Total return is also called nominal return. It is the return that you Fox News zombies see reported every hour of every day. Nominal return isn’t the whole story. Since the point of investing, the whole point, is to beat inflation, the metric that matters is ‘real’ return. This is the nominal return reduced by the level of inflation. Nobody on TV talks about real return, so we can safely turn it off and never miss a thing. Except the playoffs, any playoffs. That would be terrible. Better leave it on.
Let’s revisit our example returns. In 1978 the total return of the S&P 500 was 6.6% according to the 2016 Dimensional Data Book. Real return was -2.2%. In 2007 the total return was 5.5%, real return was 1.4%. The lower return produced a better real return because inflation in 2007 was much lower than it was in 1978.
This is important. Real return is like relative speed on the highway. If you are doing a brisk 55 mph and traffic is moving at 65 you feel like you are sitting still. Conversely, try rolling through the next school zone at 30. Both are 10 mph in relative speed difference, and the difference is all that matters. Real return means you are beating inflation, hopefully by enough to support your withdrawal plan. That is why it is important.
When an analyst commits the sin of forecasting total return, he is putting together not one but two estimates, one for inflation and one for real productive growth. He’s bound to get one wrong. So lets give it a whirl.
I recently heard a presentation by Jeremy Siegel, famous author of Stocks for the Long Run which made me think about this. His forecast for real return for the next 3 to 5 years is a little over 5% based on current price earnings ratios and the distortions he sees in them. 5% may sound good or puny to you, but it’s a solid mid pack return.

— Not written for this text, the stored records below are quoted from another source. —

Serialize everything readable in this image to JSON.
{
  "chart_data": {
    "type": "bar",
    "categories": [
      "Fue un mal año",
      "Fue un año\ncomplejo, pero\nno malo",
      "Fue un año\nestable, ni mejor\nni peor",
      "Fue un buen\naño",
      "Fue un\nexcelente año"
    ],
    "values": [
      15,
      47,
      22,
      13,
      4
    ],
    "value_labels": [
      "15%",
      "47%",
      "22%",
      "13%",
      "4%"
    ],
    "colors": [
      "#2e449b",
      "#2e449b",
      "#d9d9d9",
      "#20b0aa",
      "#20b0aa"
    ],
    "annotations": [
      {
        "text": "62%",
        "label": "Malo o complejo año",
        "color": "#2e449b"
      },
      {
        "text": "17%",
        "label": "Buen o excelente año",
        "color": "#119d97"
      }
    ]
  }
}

Not a boom and definitely not a bust.
To get to a total return forecast, all you do is add the real return estimate to your inflation estimate. This is also important. It doesn’t matter what you think inflation is because actual total return will reflect the addition of inflation. Notice also that I did not provide an inflation estimate. My forecast of inflation is no better than anyone else’s, which is to say, useless.
If you get a return on your stock investment of maybe 7 or 8% over the next 3 to 5 years that would be in line with historical inflation and meet your plan’s withdrawal or growth expectations, if not exactly your own.
All of this leads to the inescapable conclusion that chasing performance is immaterial to financial planning and certainly not good investment management. Managing your relative speed is the critical success factor, just like driving a car.